I can't answer the question for others but I can for myself. Here are my whys.
1) My first venture into the endurance world was in 1993 when I decided to run my first marathon. At the time I was a new nurse working in an oncology and bone marrow transplant unit. I was surrounded by people who were fighting for their lives and not always winning. Running was a great stress relief for me but it also made me feel alive. REALLY ALIVE, and at that time I needed to feel like I was living.
2) There is a point during any long event when you get to meet someone who isn't around very often. All the frivolities are stripped aside and you get to meet the essence of who you are. I like that girl.
3) I once had a boyfriend who laughed when I told him I was going for a run. He said 'you aren't a runner'. I like to prove people wrong!
4) I love to be outside and explore new places. There is no better way in my mind than to do that by self propelled motion. Going for a run in a new city is a great way to explore and really feel part of it. Likewise, there is no better way to see an area than by bike. Even at home I have seen so many great places by bicycle that I would have no reason to see by car.
5) When I am in nature and I have the rhythm of my breathing and heart beat, I experience meditation in motion and all seems right in the world. I wish more people got out and experienced this, there would be less anger.
6) I have met the greatest community of people through endurance events. I love that we all 'get' each other and they don't ask me why!
7) I really like to wear lycra and prance around with barely any clothes on;)
8) I always wanted a canopy bed and how else would I have gotten one?
9) I gave up on the idea of rodeo and bull riding but still wanted a really big cool belt buckle, and I didn't want to run 100 miles to get one- yet! ( maybe one day- those are the really crazy ones and still I don't feel compelled to ask them why).
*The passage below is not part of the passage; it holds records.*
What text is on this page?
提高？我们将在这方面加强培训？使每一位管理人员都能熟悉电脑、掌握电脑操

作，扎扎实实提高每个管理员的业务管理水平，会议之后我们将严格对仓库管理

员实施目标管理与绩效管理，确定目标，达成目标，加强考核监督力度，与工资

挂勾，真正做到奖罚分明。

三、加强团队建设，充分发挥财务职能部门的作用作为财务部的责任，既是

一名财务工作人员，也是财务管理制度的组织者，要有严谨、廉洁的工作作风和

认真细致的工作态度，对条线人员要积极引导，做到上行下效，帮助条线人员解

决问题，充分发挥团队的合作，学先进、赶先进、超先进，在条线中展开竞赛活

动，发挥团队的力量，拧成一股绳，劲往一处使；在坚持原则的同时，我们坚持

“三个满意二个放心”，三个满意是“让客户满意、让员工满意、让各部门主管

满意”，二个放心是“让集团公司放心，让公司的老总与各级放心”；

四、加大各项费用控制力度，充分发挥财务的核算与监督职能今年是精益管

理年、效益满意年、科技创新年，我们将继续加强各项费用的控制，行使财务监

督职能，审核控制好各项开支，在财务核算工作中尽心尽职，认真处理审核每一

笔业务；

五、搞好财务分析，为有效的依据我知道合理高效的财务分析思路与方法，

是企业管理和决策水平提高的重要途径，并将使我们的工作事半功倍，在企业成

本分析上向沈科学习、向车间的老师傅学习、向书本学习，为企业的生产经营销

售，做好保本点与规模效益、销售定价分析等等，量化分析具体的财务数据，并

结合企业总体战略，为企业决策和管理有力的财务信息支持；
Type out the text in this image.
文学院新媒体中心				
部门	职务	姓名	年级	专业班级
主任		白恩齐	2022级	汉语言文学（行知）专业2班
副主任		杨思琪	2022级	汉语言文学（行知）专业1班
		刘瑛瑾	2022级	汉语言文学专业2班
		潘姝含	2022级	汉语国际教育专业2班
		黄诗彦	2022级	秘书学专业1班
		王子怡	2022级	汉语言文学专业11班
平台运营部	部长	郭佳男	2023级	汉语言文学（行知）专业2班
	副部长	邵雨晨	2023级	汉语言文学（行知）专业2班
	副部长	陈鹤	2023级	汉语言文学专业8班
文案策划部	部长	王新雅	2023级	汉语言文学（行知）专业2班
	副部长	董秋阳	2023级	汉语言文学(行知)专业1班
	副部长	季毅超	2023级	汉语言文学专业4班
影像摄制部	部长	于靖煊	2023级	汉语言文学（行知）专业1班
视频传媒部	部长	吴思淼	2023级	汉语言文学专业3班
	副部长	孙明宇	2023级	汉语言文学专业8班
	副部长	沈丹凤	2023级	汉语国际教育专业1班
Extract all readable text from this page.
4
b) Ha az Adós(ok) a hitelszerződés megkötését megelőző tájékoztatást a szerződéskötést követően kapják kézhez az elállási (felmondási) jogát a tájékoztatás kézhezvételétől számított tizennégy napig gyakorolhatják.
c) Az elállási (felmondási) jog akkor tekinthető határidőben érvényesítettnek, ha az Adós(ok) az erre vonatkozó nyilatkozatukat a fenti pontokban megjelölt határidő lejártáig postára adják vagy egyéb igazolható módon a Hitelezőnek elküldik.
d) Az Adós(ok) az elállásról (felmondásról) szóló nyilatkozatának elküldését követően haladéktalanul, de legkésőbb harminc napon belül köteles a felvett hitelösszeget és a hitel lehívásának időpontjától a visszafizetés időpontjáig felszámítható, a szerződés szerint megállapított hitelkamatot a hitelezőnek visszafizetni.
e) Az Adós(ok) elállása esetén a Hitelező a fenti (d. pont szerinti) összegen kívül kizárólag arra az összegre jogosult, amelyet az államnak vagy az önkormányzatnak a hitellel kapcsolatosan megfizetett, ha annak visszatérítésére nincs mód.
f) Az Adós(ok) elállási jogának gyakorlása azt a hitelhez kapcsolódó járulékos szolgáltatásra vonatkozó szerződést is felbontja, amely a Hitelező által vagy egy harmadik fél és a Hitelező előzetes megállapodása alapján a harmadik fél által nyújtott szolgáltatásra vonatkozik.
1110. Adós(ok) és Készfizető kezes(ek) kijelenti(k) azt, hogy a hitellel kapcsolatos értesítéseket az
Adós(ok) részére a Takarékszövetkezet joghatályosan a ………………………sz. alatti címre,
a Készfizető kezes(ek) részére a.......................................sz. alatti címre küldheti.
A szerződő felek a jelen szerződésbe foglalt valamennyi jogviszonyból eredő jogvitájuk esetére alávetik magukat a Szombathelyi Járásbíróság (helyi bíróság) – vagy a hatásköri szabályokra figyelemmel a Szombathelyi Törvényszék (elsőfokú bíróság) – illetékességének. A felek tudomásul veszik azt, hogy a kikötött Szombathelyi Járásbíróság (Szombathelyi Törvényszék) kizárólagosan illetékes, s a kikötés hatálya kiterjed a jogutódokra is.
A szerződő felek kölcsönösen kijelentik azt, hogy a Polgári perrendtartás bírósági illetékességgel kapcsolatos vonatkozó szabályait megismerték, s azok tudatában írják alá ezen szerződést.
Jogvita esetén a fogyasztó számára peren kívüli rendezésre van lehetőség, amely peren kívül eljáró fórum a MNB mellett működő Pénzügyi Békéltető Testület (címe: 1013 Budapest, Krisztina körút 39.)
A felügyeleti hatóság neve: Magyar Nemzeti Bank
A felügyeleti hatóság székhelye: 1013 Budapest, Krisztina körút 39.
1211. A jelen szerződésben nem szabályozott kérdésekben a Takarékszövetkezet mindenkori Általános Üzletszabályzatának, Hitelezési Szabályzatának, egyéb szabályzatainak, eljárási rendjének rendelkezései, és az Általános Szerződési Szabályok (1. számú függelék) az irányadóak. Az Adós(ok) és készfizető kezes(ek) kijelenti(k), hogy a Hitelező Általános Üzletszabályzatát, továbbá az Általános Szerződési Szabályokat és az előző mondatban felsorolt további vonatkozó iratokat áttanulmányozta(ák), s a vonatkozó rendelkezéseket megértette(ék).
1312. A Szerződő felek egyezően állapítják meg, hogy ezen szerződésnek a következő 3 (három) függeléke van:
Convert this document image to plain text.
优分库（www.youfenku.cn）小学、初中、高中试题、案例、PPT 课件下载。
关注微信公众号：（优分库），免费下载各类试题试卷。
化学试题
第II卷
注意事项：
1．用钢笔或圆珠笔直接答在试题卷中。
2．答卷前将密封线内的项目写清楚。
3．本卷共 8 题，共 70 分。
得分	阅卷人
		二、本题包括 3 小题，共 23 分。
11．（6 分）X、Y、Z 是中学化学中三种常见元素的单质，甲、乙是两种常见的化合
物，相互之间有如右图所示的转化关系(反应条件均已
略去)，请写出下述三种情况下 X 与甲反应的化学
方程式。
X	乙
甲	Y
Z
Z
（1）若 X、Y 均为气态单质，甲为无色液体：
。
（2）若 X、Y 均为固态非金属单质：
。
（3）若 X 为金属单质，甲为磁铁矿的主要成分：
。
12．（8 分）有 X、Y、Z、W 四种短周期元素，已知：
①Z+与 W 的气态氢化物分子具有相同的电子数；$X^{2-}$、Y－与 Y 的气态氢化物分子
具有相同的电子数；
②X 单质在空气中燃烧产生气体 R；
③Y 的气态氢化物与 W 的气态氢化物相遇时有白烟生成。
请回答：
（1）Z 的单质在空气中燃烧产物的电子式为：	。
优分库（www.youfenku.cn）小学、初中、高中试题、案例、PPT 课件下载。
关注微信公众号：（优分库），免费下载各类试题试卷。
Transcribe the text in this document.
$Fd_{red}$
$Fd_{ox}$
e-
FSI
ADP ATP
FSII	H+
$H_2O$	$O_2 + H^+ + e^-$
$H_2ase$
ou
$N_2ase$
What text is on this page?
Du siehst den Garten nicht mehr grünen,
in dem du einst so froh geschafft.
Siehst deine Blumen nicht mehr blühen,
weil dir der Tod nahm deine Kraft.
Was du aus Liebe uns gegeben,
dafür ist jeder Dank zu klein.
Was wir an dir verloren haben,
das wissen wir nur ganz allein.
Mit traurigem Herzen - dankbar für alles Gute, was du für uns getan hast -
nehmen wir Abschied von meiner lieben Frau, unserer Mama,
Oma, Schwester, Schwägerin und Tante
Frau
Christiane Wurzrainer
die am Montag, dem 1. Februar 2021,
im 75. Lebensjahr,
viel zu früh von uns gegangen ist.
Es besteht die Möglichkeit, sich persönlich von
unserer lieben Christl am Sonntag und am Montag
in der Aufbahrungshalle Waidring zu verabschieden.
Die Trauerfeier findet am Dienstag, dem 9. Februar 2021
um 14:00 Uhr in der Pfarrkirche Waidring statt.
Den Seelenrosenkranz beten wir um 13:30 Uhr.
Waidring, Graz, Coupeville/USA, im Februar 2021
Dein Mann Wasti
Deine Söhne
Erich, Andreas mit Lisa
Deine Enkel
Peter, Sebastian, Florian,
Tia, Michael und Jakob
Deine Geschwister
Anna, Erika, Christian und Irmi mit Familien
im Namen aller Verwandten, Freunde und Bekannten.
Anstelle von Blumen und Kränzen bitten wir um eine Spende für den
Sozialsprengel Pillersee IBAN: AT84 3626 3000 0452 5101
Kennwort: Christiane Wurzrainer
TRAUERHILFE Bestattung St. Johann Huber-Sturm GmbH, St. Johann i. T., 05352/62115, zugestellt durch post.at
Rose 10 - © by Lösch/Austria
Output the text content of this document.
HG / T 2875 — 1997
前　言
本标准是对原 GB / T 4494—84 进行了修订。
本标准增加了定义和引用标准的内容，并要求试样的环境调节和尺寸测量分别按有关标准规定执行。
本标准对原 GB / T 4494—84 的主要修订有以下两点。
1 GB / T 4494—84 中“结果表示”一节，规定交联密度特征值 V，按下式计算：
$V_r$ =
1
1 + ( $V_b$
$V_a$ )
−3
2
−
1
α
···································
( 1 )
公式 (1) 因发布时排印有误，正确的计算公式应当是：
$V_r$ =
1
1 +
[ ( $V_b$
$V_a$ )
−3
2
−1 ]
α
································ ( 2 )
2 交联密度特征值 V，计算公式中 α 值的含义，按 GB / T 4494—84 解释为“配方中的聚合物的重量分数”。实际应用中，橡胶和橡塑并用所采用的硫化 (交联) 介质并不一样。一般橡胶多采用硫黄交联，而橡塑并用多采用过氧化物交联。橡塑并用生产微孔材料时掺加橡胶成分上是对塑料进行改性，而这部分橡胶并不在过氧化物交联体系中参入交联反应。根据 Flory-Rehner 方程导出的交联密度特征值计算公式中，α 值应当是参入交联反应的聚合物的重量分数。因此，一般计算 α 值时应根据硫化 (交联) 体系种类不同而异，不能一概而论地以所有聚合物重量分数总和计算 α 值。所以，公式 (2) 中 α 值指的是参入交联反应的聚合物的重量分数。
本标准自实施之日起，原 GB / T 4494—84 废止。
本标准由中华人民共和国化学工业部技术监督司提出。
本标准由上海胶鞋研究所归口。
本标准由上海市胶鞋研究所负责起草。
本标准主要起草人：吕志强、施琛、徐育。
and you thought I was done talking about the Buckle!
10) It is really fun. As the island girls say 'no fun fun!'. Which is really the best kind of fun!
11) I must have been a medieval monk in a previous life and I have an innate sense for self-flagellation.
When my friends daughter was three she was very inquisitive, make that extremely inquisitive. Almost everything she said was started with 'I wonder why', followed by whatever she was wondering about. During this phase I was lucky enough to be staying with them while I prepared to do an ironman. I had a constant shadow while I gathered my equipment and with this shadow came the never ending 'wonder why this and wonder why that'. She had many questions as to why I was packing the food I was (the gummy bears were of particular fascination) and how I was going to do each part of the event but not once did she say 'I wonder why you are doing this?'. You see, she had just ran her first Ironkids 1km race and she did not need to wonder why I would do an ironman, she was a racer too and she got it!
If a three year old doesn't need an explanation then I think that an adult that does won't ever understand and no answer will be satisfactory. Instead of wondering why I prefer to say WHY NOT!